We have upgraded our rating on Celanese (CE) from Sell to Hold after the price has decreased and appropriately priced in 2012 weakness. We slashed our targets for the year as the company underperformed even our expectations. We have dropped our operating income target for the year from $705 million to $620 million for 2012, as well as slashed the rest of our estimates by 5%-10% through 2016.
Additionally, the company saw its shares increase 3 million, which has hurt equity value. We increased our price target, however, as our discount rate was decreased due to what we see as the end of cyclical weakness and diminished volatility for the company moving forward. Additionally, we saw our price target increase due to a strong decline in capital expenditures. That decline has helped increase equity value as well. The value is strong for the company now with a sub-10 P/E.

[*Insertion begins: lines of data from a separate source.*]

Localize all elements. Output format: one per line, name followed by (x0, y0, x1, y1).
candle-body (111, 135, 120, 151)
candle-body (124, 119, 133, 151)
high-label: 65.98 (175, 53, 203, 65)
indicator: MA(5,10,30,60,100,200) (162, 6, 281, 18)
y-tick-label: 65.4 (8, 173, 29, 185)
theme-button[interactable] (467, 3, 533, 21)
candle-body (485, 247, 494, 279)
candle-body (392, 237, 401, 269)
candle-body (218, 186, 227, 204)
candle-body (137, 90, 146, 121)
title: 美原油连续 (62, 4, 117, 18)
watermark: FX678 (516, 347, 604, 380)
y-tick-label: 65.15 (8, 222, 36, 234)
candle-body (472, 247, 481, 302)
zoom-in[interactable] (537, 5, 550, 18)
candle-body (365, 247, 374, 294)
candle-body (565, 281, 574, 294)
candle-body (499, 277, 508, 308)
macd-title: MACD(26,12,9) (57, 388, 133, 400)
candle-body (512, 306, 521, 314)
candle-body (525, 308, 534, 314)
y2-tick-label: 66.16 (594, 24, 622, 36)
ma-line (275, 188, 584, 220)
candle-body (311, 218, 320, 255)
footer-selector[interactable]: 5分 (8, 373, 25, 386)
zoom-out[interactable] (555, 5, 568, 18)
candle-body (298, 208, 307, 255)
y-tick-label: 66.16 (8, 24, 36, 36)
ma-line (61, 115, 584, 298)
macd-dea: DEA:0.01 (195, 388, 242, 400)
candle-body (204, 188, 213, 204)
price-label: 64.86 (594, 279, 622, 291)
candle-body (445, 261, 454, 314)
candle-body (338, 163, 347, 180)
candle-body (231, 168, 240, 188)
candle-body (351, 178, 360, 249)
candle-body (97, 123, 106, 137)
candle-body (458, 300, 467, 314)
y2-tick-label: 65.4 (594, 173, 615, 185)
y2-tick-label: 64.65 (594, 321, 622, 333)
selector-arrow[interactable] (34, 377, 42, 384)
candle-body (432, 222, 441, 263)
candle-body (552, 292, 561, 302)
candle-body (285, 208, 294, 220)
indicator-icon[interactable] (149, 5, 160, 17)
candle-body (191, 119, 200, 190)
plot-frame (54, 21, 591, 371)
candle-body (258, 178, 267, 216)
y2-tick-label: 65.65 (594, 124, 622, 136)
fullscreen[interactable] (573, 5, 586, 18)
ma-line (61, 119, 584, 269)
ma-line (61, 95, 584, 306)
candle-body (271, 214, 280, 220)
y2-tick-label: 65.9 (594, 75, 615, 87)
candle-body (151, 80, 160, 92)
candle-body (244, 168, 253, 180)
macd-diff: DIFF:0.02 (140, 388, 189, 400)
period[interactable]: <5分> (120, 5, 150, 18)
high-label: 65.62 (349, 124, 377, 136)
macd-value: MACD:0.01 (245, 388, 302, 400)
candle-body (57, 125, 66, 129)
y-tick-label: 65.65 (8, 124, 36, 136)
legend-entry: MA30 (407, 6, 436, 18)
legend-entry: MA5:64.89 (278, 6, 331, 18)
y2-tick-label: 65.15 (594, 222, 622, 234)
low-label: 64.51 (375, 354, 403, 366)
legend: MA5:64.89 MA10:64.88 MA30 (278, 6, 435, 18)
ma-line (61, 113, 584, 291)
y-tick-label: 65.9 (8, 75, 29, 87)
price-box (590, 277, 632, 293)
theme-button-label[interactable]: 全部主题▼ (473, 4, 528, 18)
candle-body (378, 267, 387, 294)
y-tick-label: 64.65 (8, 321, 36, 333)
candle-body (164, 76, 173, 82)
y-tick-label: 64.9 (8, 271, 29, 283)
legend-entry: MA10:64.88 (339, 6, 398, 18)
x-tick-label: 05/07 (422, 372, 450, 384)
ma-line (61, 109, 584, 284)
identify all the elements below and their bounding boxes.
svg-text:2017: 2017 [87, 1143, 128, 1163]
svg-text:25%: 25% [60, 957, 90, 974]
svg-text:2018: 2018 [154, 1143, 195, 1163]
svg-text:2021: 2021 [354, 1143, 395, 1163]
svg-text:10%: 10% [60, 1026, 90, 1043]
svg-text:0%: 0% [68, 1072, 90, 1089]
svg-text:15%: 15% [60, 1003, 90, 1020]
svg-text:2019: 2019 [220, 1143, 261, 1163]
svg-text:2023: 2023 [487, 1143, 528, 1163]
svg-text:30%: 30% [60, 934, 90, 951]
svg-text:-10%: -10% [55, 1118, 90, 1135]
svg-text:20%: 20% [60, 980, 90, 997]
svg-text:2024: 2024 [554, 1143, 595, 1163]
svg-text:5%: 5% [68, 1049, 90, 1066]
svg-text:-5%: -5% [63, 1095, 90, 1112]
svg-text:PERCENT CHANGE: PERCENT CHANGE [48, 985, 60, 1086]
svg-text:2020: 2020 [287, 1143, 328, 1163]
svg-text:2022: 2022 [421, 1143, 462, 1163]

The company seems to believe weakness will continue for the rest of the year. At the same time, the end of a weak Asian growth phase along with European weakness for chemicals seems to be starting. Here is a direct quote from CEO and President Mark Rohr from the latest transcript:
We anticipate the ongoing challenging economic environment in Europe and the current growth rates in Asia will continue through the remainder of 2012. As a result, we expect second half adjusted earnings per share will reflect typical seasonal trends and be slightly below the first half of 2012, excluding the dividend from the company's acetate China ventures.
Margins have dropped for the company, but they seem to be at the bottom of a cycle as they are near historical lows. ROE is the lowest it was in eight years, but we see them at a cyclical bottom. The company had a 40 score in our EquityAnalytics research and ranked last among the 12 companies we cover in profitability. We believe the company still ranks very low on profitability, but the price seems to have priced in this weakness.
The company definitely has value on their side right now, and we believe that is its most attractive value. Yet, we see the value as fair right now. The company is underperforming its industry in growth and profitability. Thus, it makes sense that Celanese's P/E and future P/E should lag to a point. The company seems to be bottoming in value, but until growth picks up, look for value to remain.
The company's growth showed its first decline in revenue and operating income since 2009. Revenue has dropped 1% year over year as well as a 24% drop in operating income. The company's growth will pick up again in 2013, but we expect it to underperform.
Financial health has been improving for the company as well. The current ratio improved as well as the quick ratio. The debt-to-equity ratio has declined. The company saw its long-term debt decrease from $3.02 billion to $2.98 billion, while FCF has increased from $434 million to $600 million. The increase in FCF is very solid for investing, increasing equity value.